There are few comfort foods we prepare aboard Del Viento, our Fuji 40, that are as inexpensive, widely available and versatile as pasta, in all shapes and sizes. Whether in cold climes or warm, our go-to approach (and our kids’ favorite) is to serve it hot, with red sauce. Sail the world over and it doesn’t get any easier than it is in the United States to find good-tasting red sauce in supermarkets — but sauces sold in cans and jars are often filled with high-fructose corn syrup and other unpalatable ingredients. Farther afield, if you can even find pre-made sauce, it’s expensive. Fortunately, all the ingredients needed to make the best homemade sauce in the world are widely available everywhere. Good-quality canned tomatoes are the foundation of this sauce. The ingredients I use have long shelf lives, so are easy to have on hand during extended passages or periods away from civilization. This recipe is rather simple, and what we prefer, but can be easily modified with the addition of other veggies at hand, such as bell peppers. If you have access to fresh herbs, substitute those! Also, ratios are flexible; try experimenting for changes in taste and consistency. Whatever the outcome, you’ll never go back to Ragu.
- 6 tablespoons olive oil
- 3 medium carrots, in 1/4-inch dices (about 11/2 cups)
- 1 medium/large onion, coarsely chopped (about 11/2 cups)
- 4 cloves garlic, peeled and whole
- 1 28-ounce can tomatoes (whole, diced or crushed)
- 1 teaspoon dried oregano
- 1 teaspoon dried basil
- 1/2 teaspoon dried thyme
- 1/3 teaspoon dried rosemary
- 1/4 teaspoon black pepper
- Salt, to taste
In a sauce pot, saute the carrots in the olive oil on medium-high heat. After two minutes, add the onion, stirring often. When these have browned and softened, add garlic cloves and continue stirring to give everything a chance to sear on the pot bottom. When the garlic cloves show signs of browning, check to be sure carrots are soft. (The carrots and onions should show some charring. If they charred too quickly and are not yet soft, add a couple of tablespoons of water, turn heat down to medium and cover for a few minutes.) When the veggies are done, add canned tomatoes and all herbs and spices. Reduce heat to medium-low. Blend the ingredients in the pot using an immersion blender (or carefully transfer to a conventional blender, then return to pot). Simmer over low heat, covered, for 15 to 20 minutes to let ingredients blend and flavor the sauce. Add salt to taste, keeping in mind that any parmesan cheese added later will also salt the dish. Serve over your favorite cooked pasta. Yields about 4 cups of hearty marinara sauce.

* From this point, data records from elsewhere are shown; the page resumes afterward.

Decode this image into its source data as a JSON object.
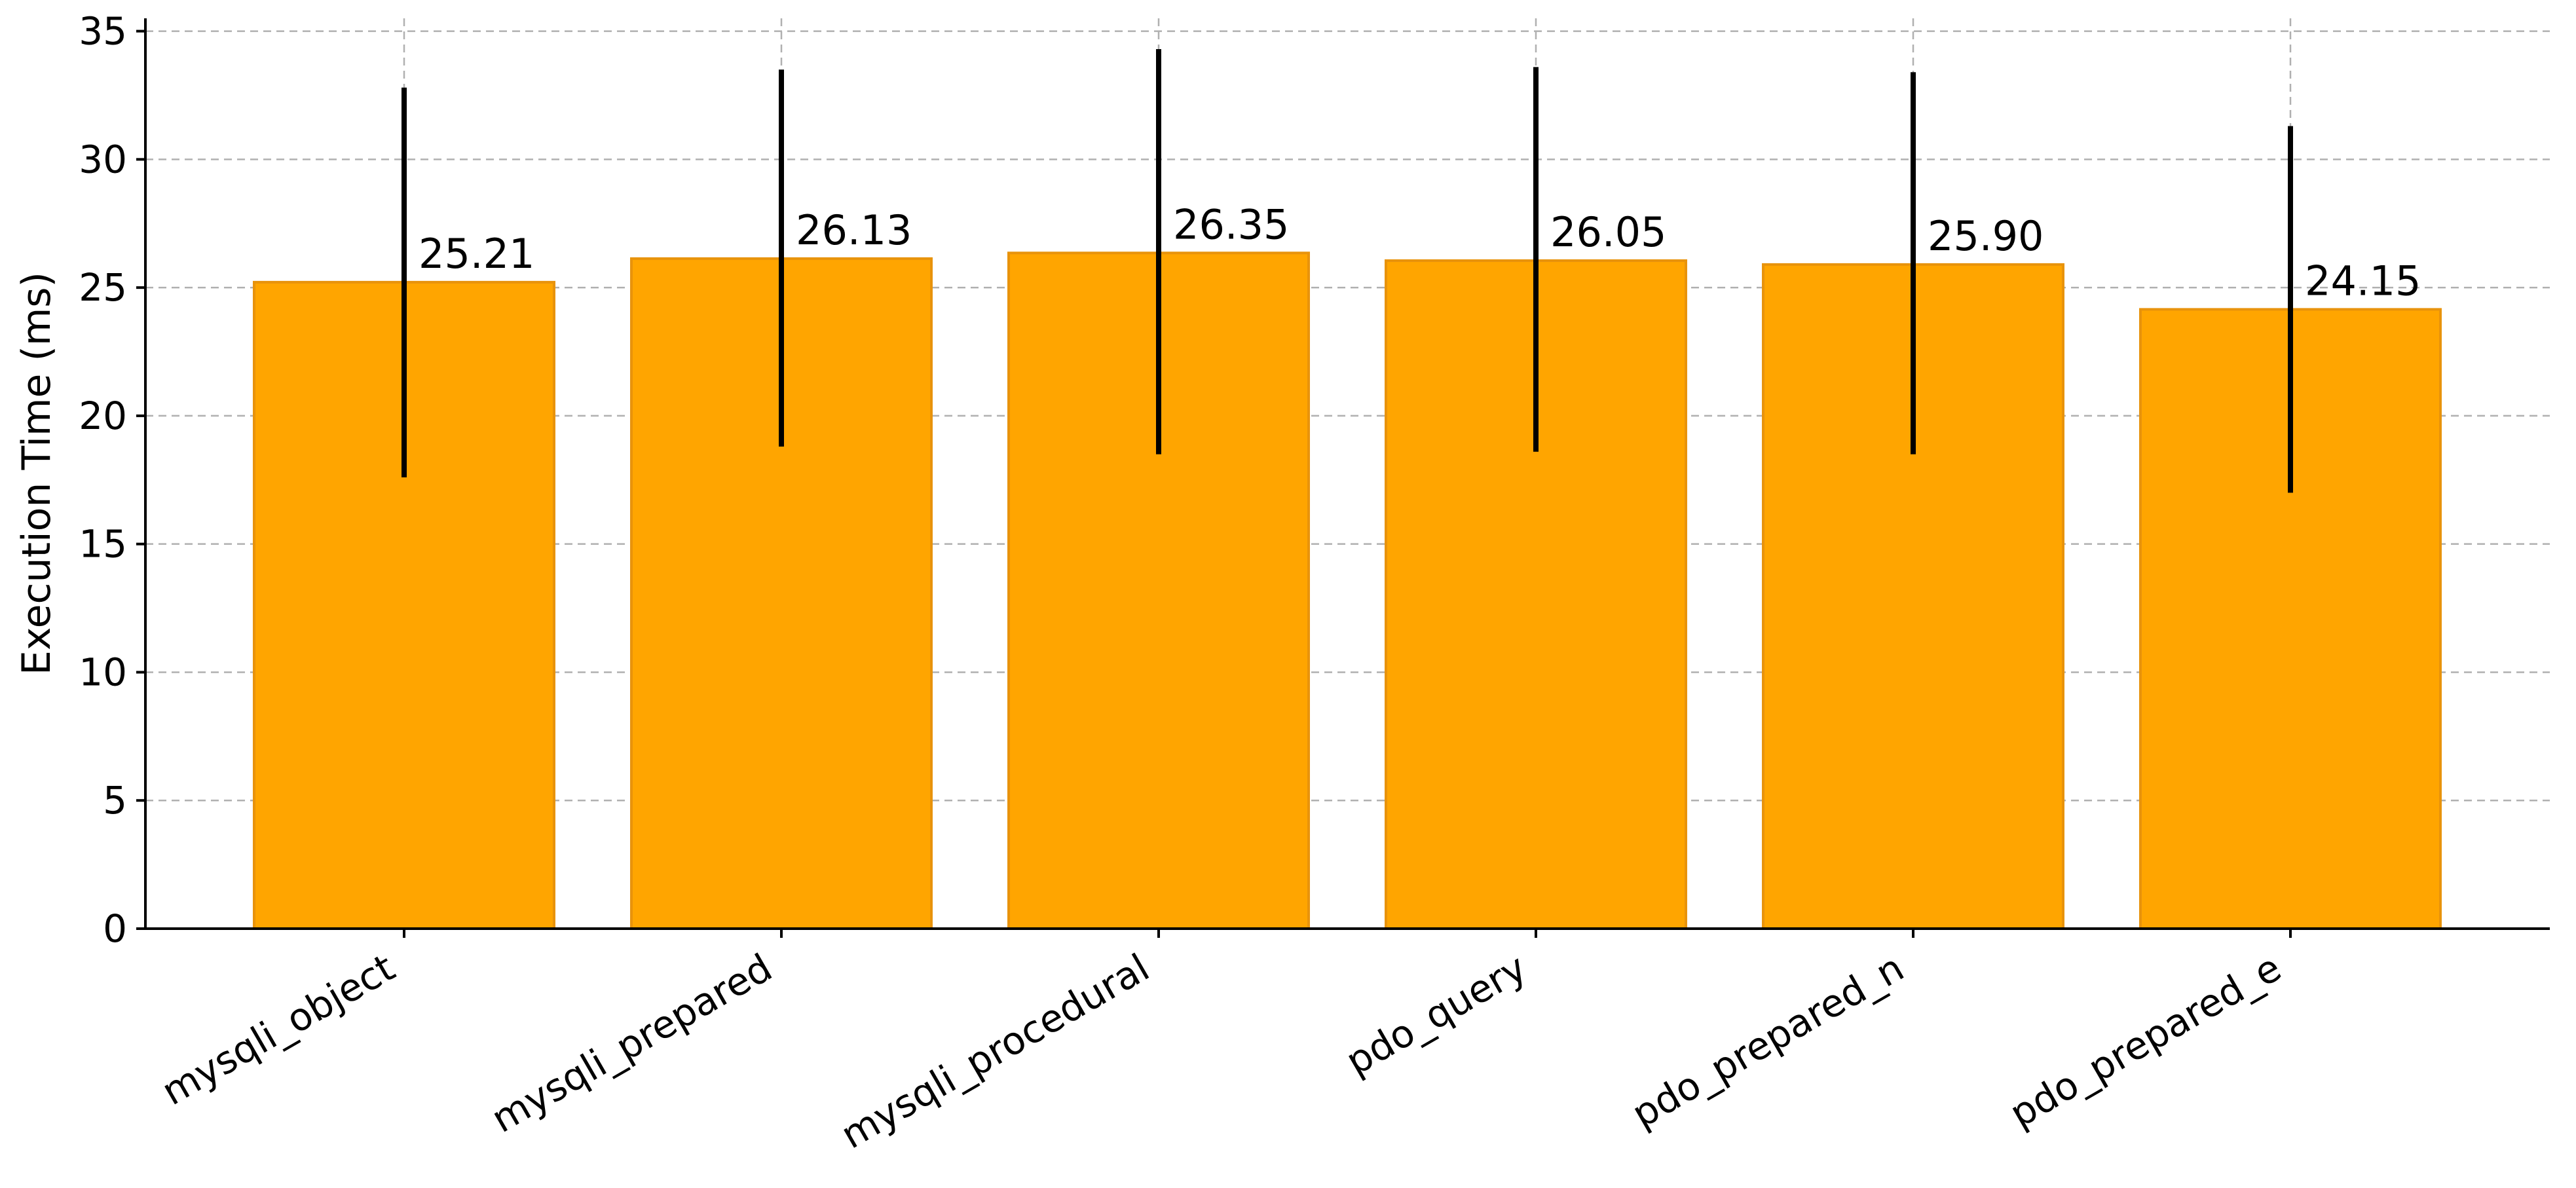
{
  "chart_data": {
    "type": "bar",
    "title": "",
    "xlabel": "",
    "ylabel": "Execution Time (ms)",
    "ylim": [
      0,
      35.5
    ],
    "yticks": [
      0,
      5,
      10,
      15,
      20,
      25,
      30,
      35
    ],
    "grid": true,
    "categories": [
      "mysqli_object",
      "mysqli_prepared",
      "mysqli_procedural",
      "pdo_query",
      "pdo_prepared_n",
      "pdo_prepared_e"
    ],
    "values": [
      25.21,
      26.13,
      26.35,
      26.05,
      25.9,
      24.15
    ],
    "value_labels": [
      "25.21",
      "26.13",
      "26.35",
      "26.05",
      "25.90",
      "24.15"
    ],
    "error_low": [
      17.6,
      18.8,
      18.5,
      18.6,
      18.5,
      17.0
    ],
    "error_high": [
      32.8,
      33.5,
      34.3,
      33.6,
      33.4,
      31.3
    ],
    "colors": {
      "bar_fill": "#FFA500",
      "bar_edge": "#E8930C",
      "error_bar": "#000000"
    }
  }
}
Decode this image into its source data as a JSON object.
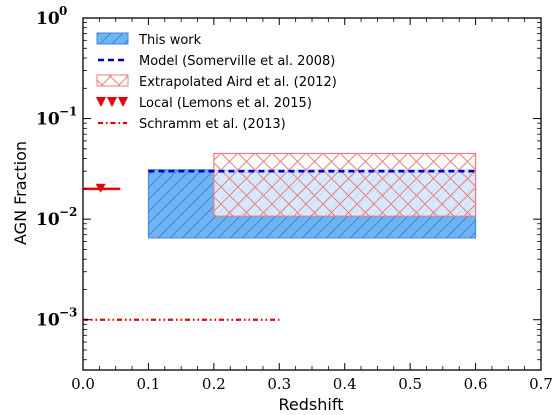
{
  "chart_data": {
    "type": "area",
    "xlabel": "Redshift",
    "ylabel": "AGN Fraction",
    "xlim": [
      0.0,
      0.7
    ],
    "ylim_log10": [
      -3.5,
      0.0
    ],
    "y_scale": "log",
    "grid": false,
    "legend_placement": "top-left",
    "x_ticks": [
      "0.0",
      "0.1",
      "0.2",
      "0.3",
      "0.4",
      "0.5",
      "0.6",
      "0.7"
    ],
    "y_ticks": [
      {
        "base": "10",
        "exp": "0",
        "value": 1.0
      },
      {
        "base": "10",
        "exp": "−1",
        "value": 0.1
      },
      {
        "base": "10",
        "exp": "−2",
        "value": 0.01
      },
      {
        "base": "10",
        "exp": "−3",
        "value": 0.001
      }
    ],
    "series": [
      {
        "name": "This work",
        "kind": "hatched-band",
        "x_range": [
          0.1,
          0.6
        ],
        "y_low": 0.0065,
        "y_high": 0.031,
        "color": "#5aaaf0"
      },
      {
        "name": "Model (Somerville et al. 2008)",
        "kind": "dashed-line",
        "x_range": [
          0.1,
          0.6
        ],
        "y": 0.03,
        "color": "#0000cc"
      },
      {
        "name": "Extrapolated Aird et al. (2012)",
        "kind": "crosshatched-band",
        "x_range": [
          0.2,
          0.6
        ],
        "y_low": 0.0107,
        "y_high": 0.045,
        "color": "#f07c7c"
      },
      {
        "name": "Local (Lemons et al. 2015)",
        "kind": "marker-with-errorbar",
        "x": 0.027,
        "x_err_range": [
          0.0,
          0.057
        ],
        "y": 0.02,
        "y_marker": 0.0205,
        "color": "#ee0000"
      },
      {
        "name": "Schramm et al. (2013)",
        "kind": "dashdot-line",
        "x_range": [
          0.0,
          0.3
        ],
        "y": 0.001,
        "color": "#ee0000"
      }
    ]
  }
}
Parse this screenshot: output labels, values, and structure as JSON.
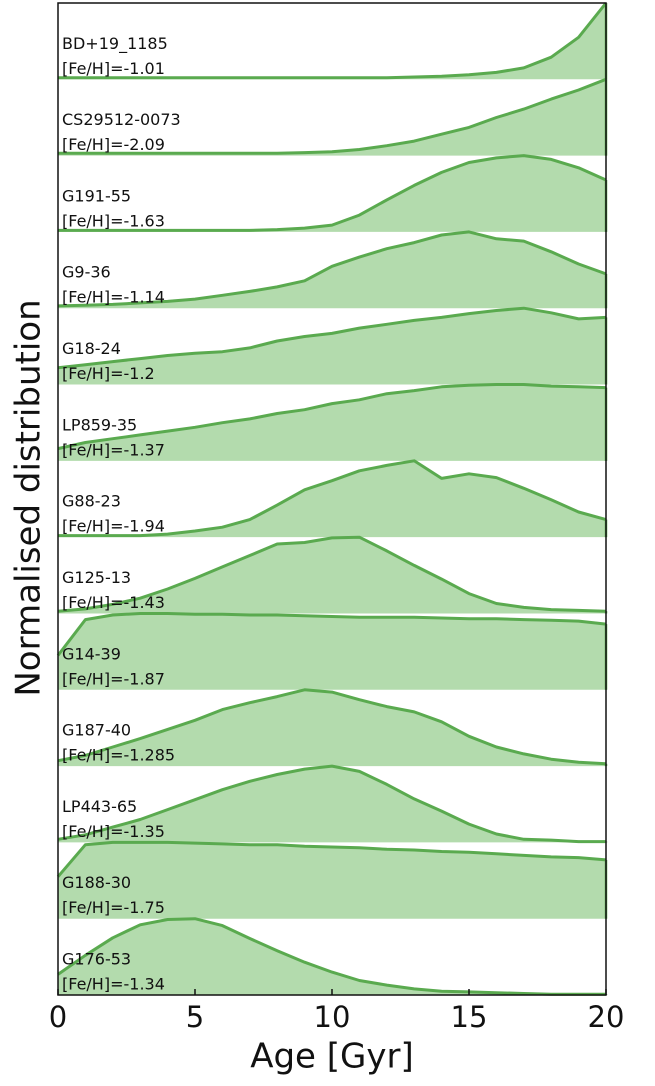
{
  "chart_data": {
    "type": "ridgeline",
    "xlabel": "Age [Gyr]",
    "ylabel": "Normalised distribution",
    "xlim": [
      0,
      20
    ],
    "xticks": [
      0,
      5,
      10,
      15,
      20
    ],
    "ylim": [
      0,
      1
    ],
    "fill_color": "#b3dbad",
    "line_color": "#5aaa4f",
    "x": [
      0,
      1,
      2,
      3,
      4,
      5,
      6,
      7,
      8,
      9,
      10,
      11,
      12,
      13,
      14,
      15,
      16,
      17,
      18,
      19,
      20
    ],
    "series": [
      {
        "name": "BD+19_1185",
        "metallicity": "[Fe/H]=-1.01",
        "values": [
          0.02,
          0.02,
          0.02,
          0.02,
          0.02,
          0.02,
          0.02,
          0.02,
          0.02,
          0.02,
          0.02,
          0.02,
          0.02,
          0.03,
          0.04,
          0.06,
          0.09,
          0.15,
          0.29,
          0.55,
          1.0
        ]
      },
      {
        "name": "CS29512-0073",
        "metallicity": "[Fe/H]=-2.09",
        "values": [
          0.03,
          0.03,
          0.03,
          0.03,
          0.03,
          0.03,
          0.03,
          0.03,
          0.03,
          0.04,
          0.05,
          0.08,
          0.13,
          0.19,
          0.28,
          0.37,
          0.5,
          0.61,
          0.74,
          0.86,
          1.0
        ]
      },
      {
        "name": "G191-55",
        "metallicity": "[Fe/H]=-1.63",
        "values": [
          0.02,
          0.02,
          0.02,
          0.02,
          0.02,
          0.02,
          0.02,
          0.02,
          0.03,
          0.05,
          0.09,
          0.22,
          0.42,
          0.61,
          0.78,
          0.91,
          0.97,
          1.0,
          0.95,
          0.84,
          0.68
        ]
      },
      {
        "name": "G9-36",
        "metallicity": "[Fe/H]=-1.14",
        "values": [
          0.03,
          0.04,
          0.05,
          0.07,
          0.09,
          0.12,
          0.17,
          0.22,
          0.28,
          0.36,
          0.55,
          0.67,
          0.78,
          0.86,
          0.96,
          1.0,
          0.91,
          0.88,
          0.74,
          0.58,
          0.45
        ]
      },
      {
        "name": "G18-24",
        "metallicity": "[Fe/H]=-1.2",
        "values": [
          0.22,
          0.26,
          0.3,
          0.34,
          0.38,
          0.41,
          0.43,
          0.48,
          0.57,
          0.63,
          0.67,
          0.74,
          0.79,
          0.84,
          0.88,
          0.93,
          0.97,
          1.0,
          0.94,
          0.86,
          0.88
        ]
      },
      {
        "name": "LP859-35",
        "metallicity": "[Fe/H]=-1.37",
        "values": [
          0.16,
          0.24,
          0.29,
          0.34,
          0.39,
          0.44,
          0.5,
          0.55,
          0.62,
          0.67,
          0.75,
          0.8,
          0.88,
          0.92,
          0.97,
          0.99,
          1.0,
          1.0,
          0.98,
          0.97,
          0.96
        ]
      },
      {
        "name": "G88-23",
        "metallicity": "[Fe/H]=-1.94",
        "values": [
          0.02,
          0.02,
          0.02,
          0.02,
          0.04,
          0.08,
          0.13,
          0.23,
          0.42,
          0.62,
          0.74,
          0.87,
          0.94,
          1.0,
          0.77,
          0.83,
          0.78,
          0.64,
          0.49,
          0.33,
          0.23
        ]
      },
      {
        "name": "G125-13",
        "metallicity": "[Fe/H]=-1.43",
        "values": [
          0.03,
          0.06,
          0.12,
          0.2,
          0.32,
          0.46,
          0.61,
          0.76,
          0.91,
          0.93,
          0.99,
          1.0,
          0.82,
          0.63,
          0.45,
          0.26,
          0.13,
          0.08,
          0.05,
          0.04,
          0.03
        ]
      },
      {
        "name": "G14-39",
        "metallicity": "[Fe/H]=-1.87",
        "values": [
          0.45,
          0.92,
          0.98,
          1.0,
          1.0,
          0.99,
          0.99,
          0.98,
          0.98,
          0.97,
          0.96,
          0.95,
          0.95,
          0.95,
          0.94,
          0.93,
          0.93,
          0.92,
          0.91,
          0.9,
          0.86
        ]
      },
      {
        "name": "G187-40",
        "metallicity": "[Fe/H]=-1.285",
        "values": [
          0.07,
          0.14,
          0.25,
          0.36,
          0.48,
          0.6,
          0.74,
          0.83,
          0.91,
          1.0,
          0.97,
          0.87,
          0.78,
          0.71,
          0.58,
          0.39,
          0.25,
          0.16,
          0.09,
          0.05,
          0.03
        ]
      },
      {
        "name": "LP443-65",
        "metallicity": "[Fe/H]=-1.35",
        "values": [
          0.04,
          0.1,
          0.2,
          0.3,
          0.43,
          0.56,
          0.69,
          0.8,
          0.89,
          0.96,
          1.0,
          0.93,
          0.76,
          0.57,
          0.41,
          0.24,
          0.11,
          0.04,
          0.03,
          0.01,
          0.01
        ]
      },
      {
        "name": "G188-30",
        "metallicity": "[Fe/H]=-1.75",
        "values": [
          0.55,
          0.97,
          1.0,
          1.0,
          1.0,
          0.99,
          0.98,
          0.97,
          0.97,
          0.95,
          0.94,
          0.93,
          0.91,
          0.9,
          0.88,
          0.87,
          0.85,
          0.83,
          0.81,
          0.8,
          0.77
        ]
      },
      {
        "name": "G176-53",
        "metallicity": "[Fe/H]=-1.34",
        "values": [
          0.27,
          0.52,
          0.75,
          0.92,
          0.99,
          1.0,
          0.91,
          0.74,
          0.58,
          0.43,
          0.3,
          0.19,
          0.13,
          0.08,
          0.05,
          0.04,
          0.03,
          0.02,
          0.01,
          0.01,
          0.01
        ]
      }
    ]
  }
}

Preparation: At anchor & underway
Time: 1 hour, 15 minutes
Cook’s Note: We use a Swiss-made Bamix immersion blender, which does everything a full-size conventional blender would but in a compact form that stows nicely. If you don’t have either an immersion blender or a conventional blender, simmer sauce gently over very low heat for about 40 minutes, covered — and serve as is!